Mental Health Tip
Public Safety Personnel are no strangers to the experience of burnout, which can be characterized by feeling emotionally and physically exhausted, unappreciated, and overwhelmed. The long-lasting nature of burnout can cause a significant toll on one's health and work performance, and if left untreated, can lead to the development of serious conditions, such as clinical depression.
Burnout causes reduced energy, low motivation, increases in errors, headaches, irritability, frustration, and suspicion. Despite the highly impactful symptoms people often downgrade or dismiss what they are experiencing. This can be seen in their self-talk, such as "I'm fine," "This too will pass," "I really want to be helpful," or "I'll take a vacation and then be okay."

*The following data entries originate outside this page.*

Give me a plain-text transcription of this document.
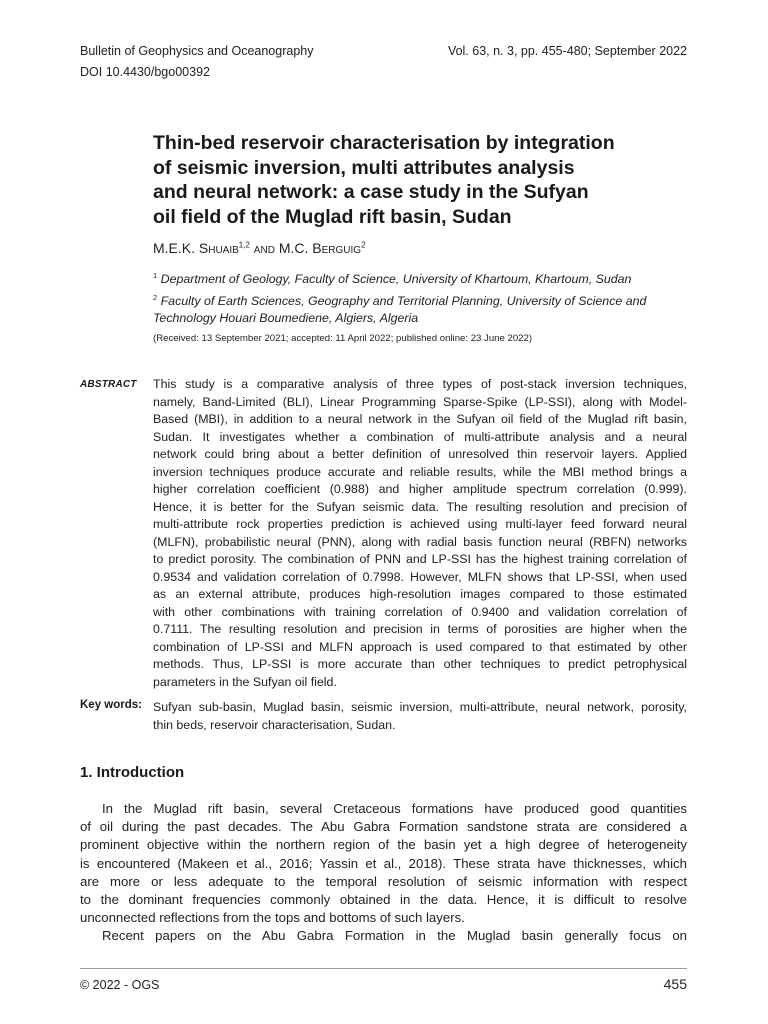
Bulletin of Geophysics and Oceanography	Vol. 63, n. 3, pp. 455-480; September 2022
DOI 10.4430/bgo00392
Thin-bed reservoir characterisation by integration
of seismic inversion, multi attributes analysis
and neural network: a case study in the Sufyan
oil field of the Muglad rift basin, Sudan
M.E.K. Shuaib$^{1,2}$ and M.C. Berguig$^2$
$^1$ Department of Geology, Faculty of Science, University of Khartoum, Khartoum, Sudan
$^2$ Faculty of Earth Sciences, Geography and Territorial Planning, University of Science and
Technology Houari Boumediene, Algiers, Algeria
(Received: 13 September 2021; accepted: 11 April 2022; published online: 23 June 2022)
ABSTRACT This study is a comparative analysis of three types of post-stack inversion techniques,
namely, Band-Limited (BLI), Linear Programming Sparse-Spike (LP-SSI), along with Model-
Based (MBI), in addition to a neural network in the Sufyan oil field of the Muglad rift basin,
Sudan. It investigates whether a combination of multi-attribute analysis and a neural
network could bring about a better definition of unresolved thin reservoir layers. Applied
inversion techniques produce accurate and reliable results, while the MBI method brings a
higher correlation coefficient (0.988) and higher amplitude spectrum correlation (0.999).
Hence, it is better for the Sufyan seismic data. The resulting resolution and precision of
multi-attribute rock properties prediction is achieved using multi-layer feed forward neural
(MLFN), probabilistic neural (PNN), along with radial basis function neural (RBFN) networks
to predict porosity. The combination of PNN and LP-SSI has the highest training correlation of
0.9534 and validation correlation of 0.7998. However, MLFN shows that LP-SSI, when used
as an external attribute, produces high-resolution images compared to those estimated
with other combinations with training correlation of 0.9400 and validation correlation of
0.7111. The resulting resolution and precision in terms of porosities are higher when the
combination of LP-SSI and MLFN approach is used compared to that estimated by other
methods. Thus, LP-SSI is more accurate than other techniques to predict petrophysical
parameters in the Sufyan oil field.
Key words: Sufyan sub-basin, Muglad basin, seismic inversion, multi-attribute, neural network, porosity,
thin beds, reservoir characterisation, Sudan.
1. Introduction
In the Muglad rift basin, several Cretaceous formations have produced good quantities
of oil during the past decades. The Abu Gabra Formation sandstone strata are considered a
prominent objective within the northern region of the basin yet a high degree of heterogeneity
is encountered (Makeen et al., 2016; Yassin et al., 2018). These strata have thicknesses, which
are more or less adequate to the temporal resolution of seismic information with respect
to the dominant frequencies commonly obtained in the data. Hence, it is difficult to resolve
unconnected reflections from the tops and bottoms of such layers.
Recent papers on the Abu Gabra Formation in the Muglad basin generally focus on
© 2022 - OGS	455
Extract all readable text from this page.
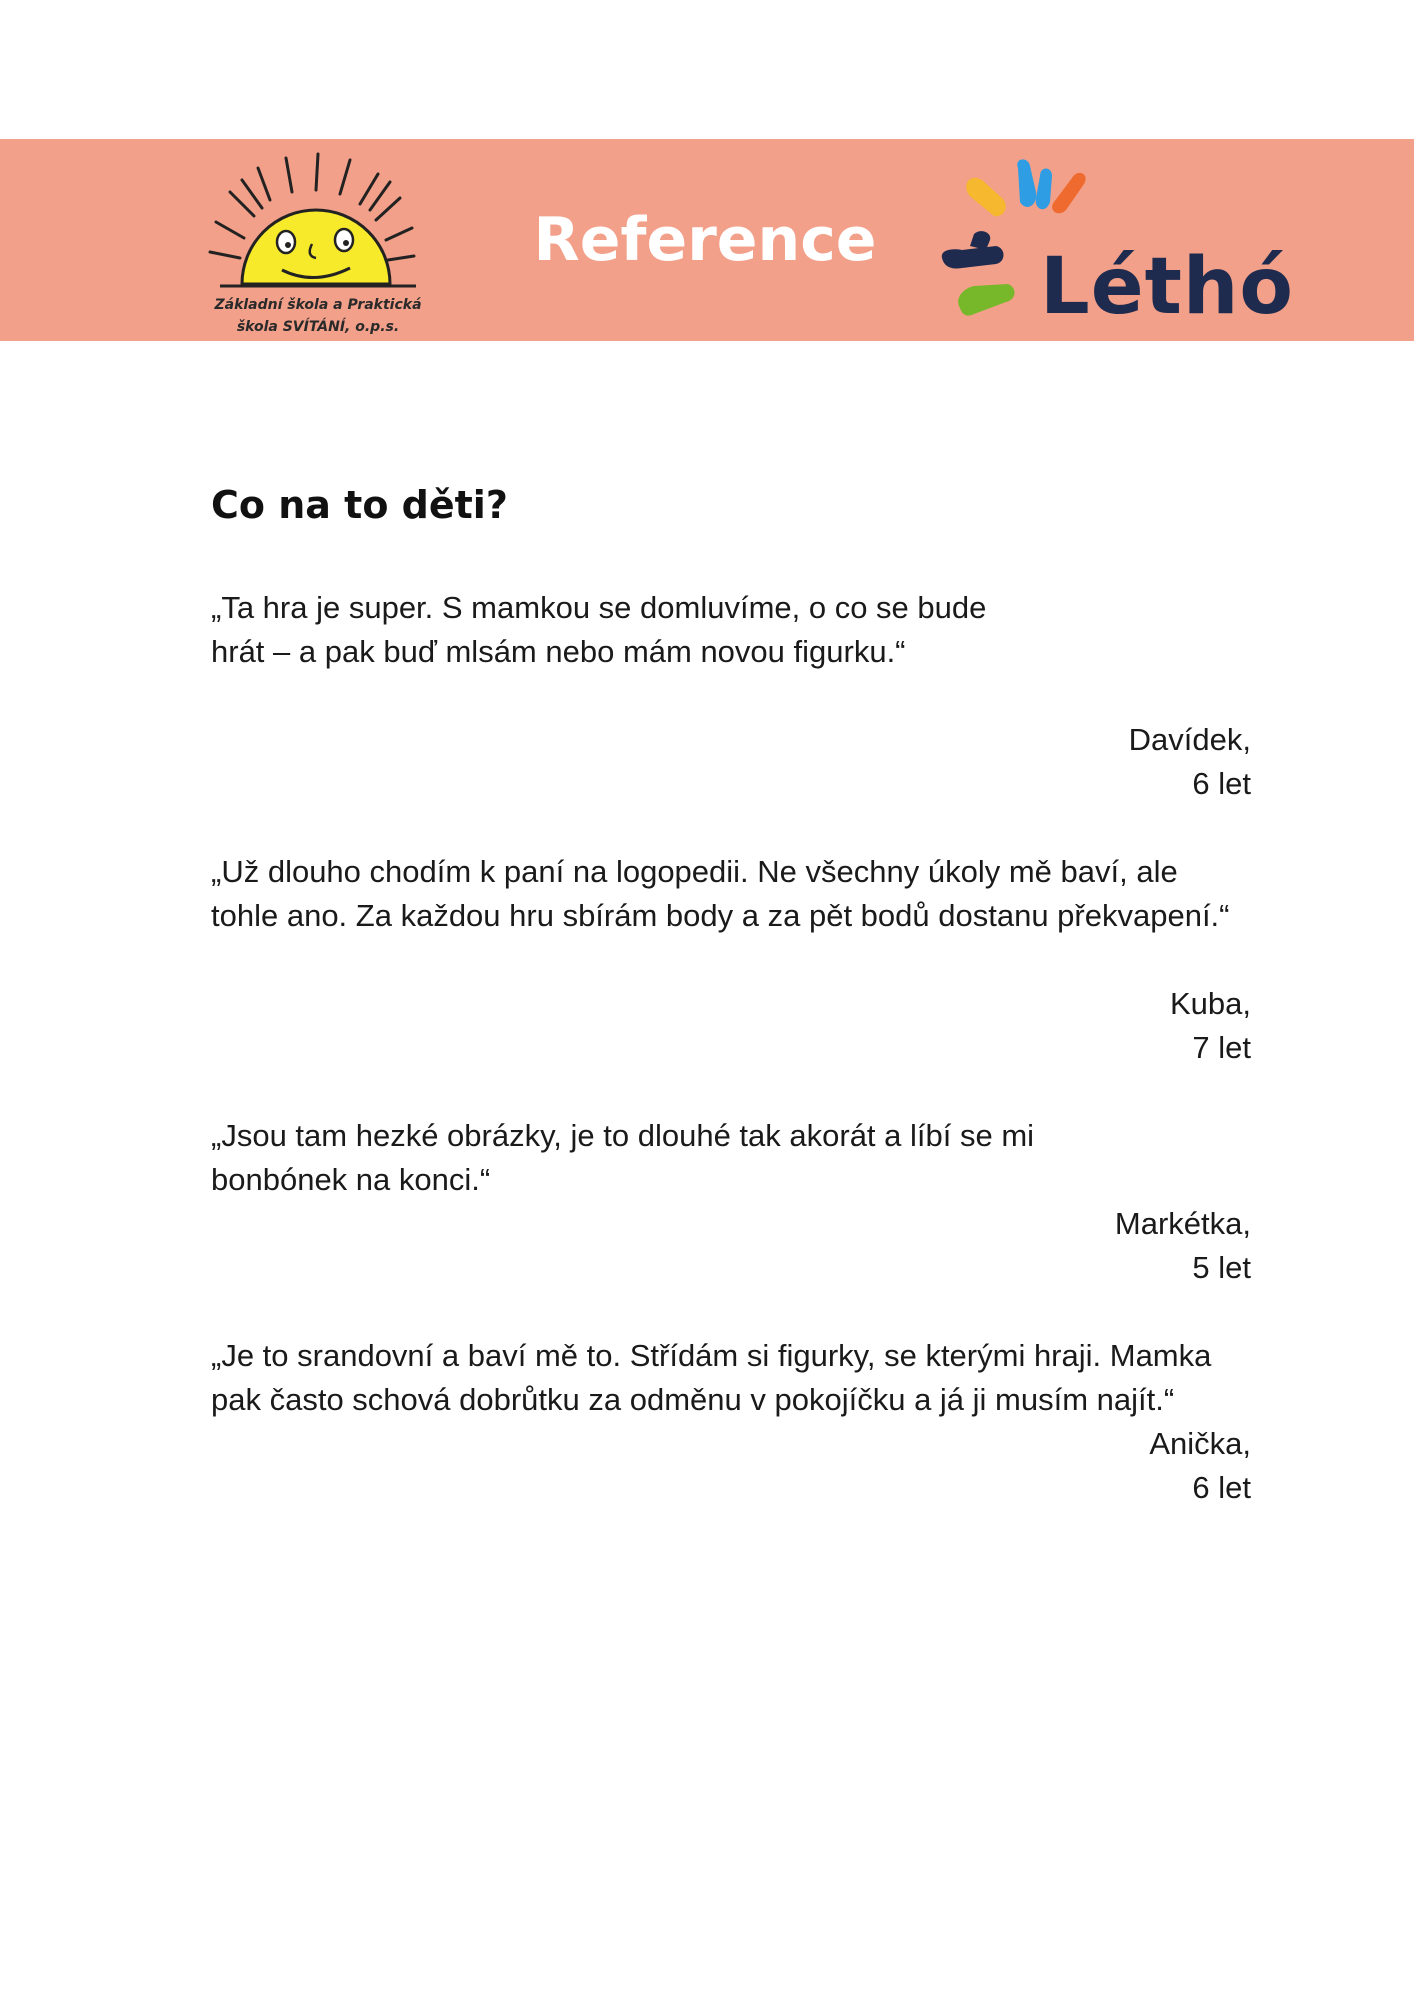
Základní škola a Praktická
škola SVÍTÁNÍ, o.p.s.
Reference
Léthó
Co na to děti?

„Ta hra je super. S mamkou se domluvíme, o co se bude hrát – a pak buď mlsám nebo mám novou figurku.“

Davídek,
6 let

„Už dlouho chodím k paní na logopedii. Ne všechny úkoly mě baví, ale tohle ano. Za každou hru sbírám body a za pět bodů dostanu překvapení.“

Kuba,
7 let

„Jsou tam hezké obrázky, je to dlouhé tak akorát a líbí se mi bonbónek na konci.“

Markétka,
5 let

„Je to srandovní a baví mě to. Střídám si figurky, se kterými hraji. Mamka pak často schová dobrůtku za odměnu v pokojíčku a já ji musím najít.“

Anička,
6 let
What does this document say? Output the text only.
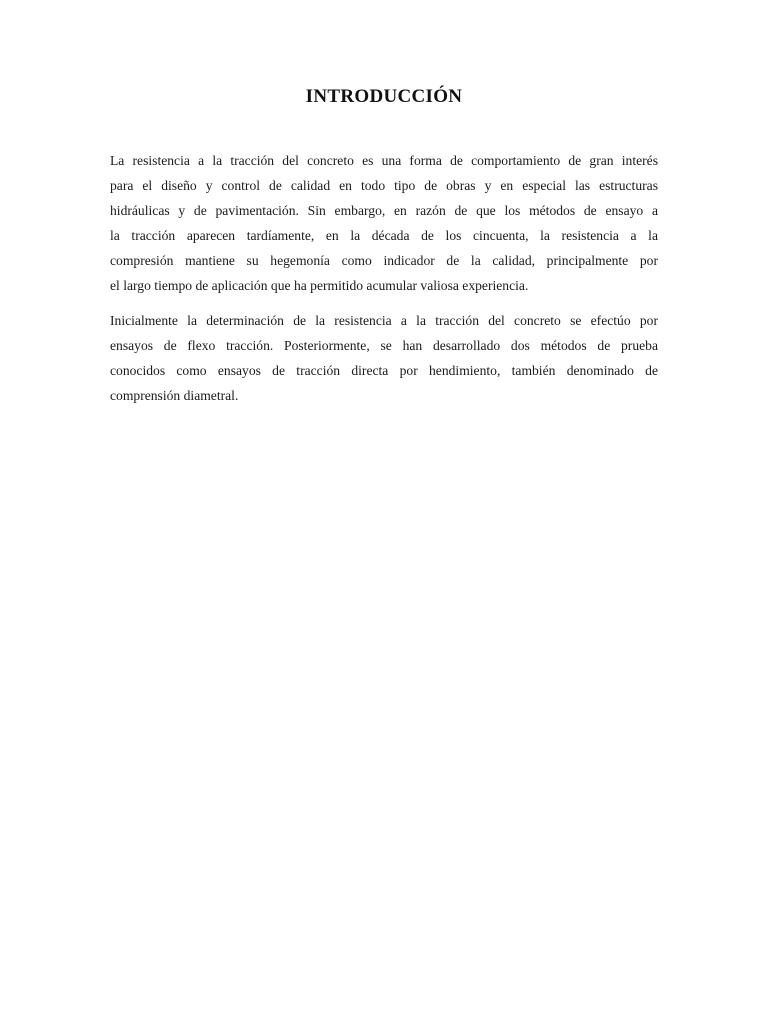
INTRODUCCIÓN
La resistencia a la tracción del concreto es una forma de comportamiento de gran interés
para el diseño y control de calidad en todo tipo de obras y en especial las estructuras
hidráulicas y de pavimentación. Sin embargo, en razón de que los métodos de ensayo a
la tracción aparecen tardíamente, en la década de los cincuenta, la resistencia a la
compresión mantiene su hegemonía como indicador de la calidad, principalmente por
el largo tiempo de aplicación que ha permitido acumular valiosa experiencia.
Inicialmente la determinación de la resistencia a la tracción del concreto se efectúo por
ensayos de flexo tracción. Posteriormente, se han desarrollado dos métodos de prueba
conocidos como ensayos de tracción directa por hendimiento, también denominado de
comprensión diametral.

While not easy, it is important to recognize if you are experiencing any signs of burnout. If you are experiencing even minor signs of burnout it may be time to try and implement some prevention strategies.
Burnout Prevention Strategies:
For more information or to take a Risk for Burnout Quiz, click here.
- Refresh your skills - be open to new ways of doing things that may boost efficiency
- Take your breaks - frequent breaks during the day help increase productivity! Clear your mind, relax or move your body, or chat with a co-worker.
- Engage and connect with those around you - this can break up the day and make your workplace feel like more than just a job.